If my argument that major asteroid strikes are remarkably less likely in the future than in the past does not comfort you, consider the following.  If strikes are random, the likelihood of a strike is directly proportional to the area considered.  The mid-February one exploded above Chelyabinsk, Russia. On average, for every 63 that hit Russia, the largest country in the world, only 36 would hit the United States; about 100 would hit Russia while 1 is hitting Michigan; Liechtenstein would get about one strike for every 100,000 to hit Russia.  Kalamazoo is smaller than Liechtenstein, so sleep well tonight.  If you are still worried, remember that the one hitting Russia is only about the second big one to hit in the past one hundred and five years, the other knocked down trees over a large area in Siberia.
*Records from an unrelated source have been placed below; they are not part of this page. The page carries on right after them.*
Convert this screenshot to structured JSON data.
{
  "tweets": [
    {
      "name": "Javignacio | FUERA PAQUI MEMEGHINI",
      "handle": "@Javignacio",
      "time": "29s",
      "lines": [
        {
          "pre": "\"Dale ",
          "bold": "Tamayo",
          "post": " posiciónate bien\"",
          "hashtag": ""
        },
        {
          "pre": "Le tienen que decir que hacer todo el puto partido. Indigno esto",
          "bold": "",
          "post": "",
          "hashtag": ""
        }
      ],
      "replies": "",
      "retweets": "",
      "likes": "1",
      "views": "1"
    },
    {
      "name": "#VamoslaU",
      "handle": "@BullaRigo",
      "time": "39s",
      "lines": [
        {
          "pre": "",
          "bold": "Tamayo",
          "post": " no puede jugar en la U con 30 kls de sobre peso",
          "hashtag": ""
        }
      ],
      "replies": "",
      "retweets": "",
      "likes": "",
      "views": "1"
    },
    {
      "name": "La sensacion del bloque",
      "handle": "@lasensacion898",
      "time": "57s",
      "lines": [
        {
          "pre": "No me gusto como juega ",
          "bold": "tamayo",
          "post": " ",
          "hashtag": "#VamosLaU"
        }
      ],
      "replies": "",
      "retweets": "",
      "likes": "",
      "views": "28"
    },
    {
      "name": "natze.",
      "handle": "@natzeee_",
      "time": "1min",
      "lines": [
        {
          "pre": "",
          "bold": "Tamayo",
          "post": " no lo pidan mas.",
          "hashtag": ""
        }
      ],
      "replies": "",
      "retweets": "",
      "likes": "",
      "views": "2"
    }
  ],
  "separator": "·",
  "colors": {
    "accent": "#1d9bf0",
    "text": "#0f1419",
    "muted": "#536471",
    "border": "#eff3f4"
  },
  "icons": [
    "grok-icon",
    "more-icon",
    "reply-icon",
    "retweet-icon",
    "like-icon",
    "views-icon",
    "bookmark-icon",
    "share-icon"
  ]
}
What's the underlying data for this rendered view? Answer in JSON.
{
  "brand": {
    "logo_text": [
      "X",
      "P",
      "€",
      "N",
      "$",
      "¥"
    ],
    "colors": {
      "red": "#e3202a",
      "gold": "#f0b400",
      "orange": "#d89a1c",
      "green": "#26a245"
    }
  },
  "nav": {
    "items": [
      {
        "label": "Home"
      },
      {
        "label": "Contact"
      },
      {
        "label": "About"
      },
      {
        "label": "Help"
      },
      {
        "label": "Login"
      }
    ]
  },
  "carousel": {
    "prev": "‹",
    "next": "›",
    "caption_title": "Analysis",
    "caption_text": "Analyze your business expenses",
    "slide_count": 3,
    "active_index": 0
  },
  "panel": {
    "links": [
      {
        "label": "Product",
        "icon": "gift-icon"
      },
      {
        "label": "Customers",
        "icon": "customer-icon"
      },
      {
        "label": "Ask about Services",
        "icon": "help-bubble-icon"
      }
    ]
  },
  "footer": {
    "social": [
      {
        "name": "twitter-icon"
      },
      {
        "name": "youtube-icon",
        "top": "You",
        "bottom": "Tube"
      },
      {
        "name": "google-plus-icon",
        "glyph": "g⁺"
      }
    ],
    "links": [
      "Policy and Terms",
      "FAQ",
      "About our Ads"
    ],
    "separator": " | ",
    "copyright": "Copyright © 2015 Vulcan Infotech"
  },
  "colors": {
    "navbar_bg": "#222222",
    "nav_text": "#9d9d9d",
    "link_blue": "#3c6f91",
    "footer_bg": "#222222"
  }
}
Oh, by the way, the regression line that I calculated hit 100% extinction rate at the beginning of the Cambrian, if I remember correctly, projecting forward, it did not hit zero anytime soon.  But with strikes in our area likely to be about once every twenty million years there doesn't seem to be much to worry about if the injuries are no worse than in Chelyabinsk.

Joseph G. Engemann, Kalamazoo, Michigan, Emeritus Professor of Biological Science, Western Michigan University. 

This was written for, but not sent, to the Kalamazoo Gazette letters editor in late February. Edited 5/11/13.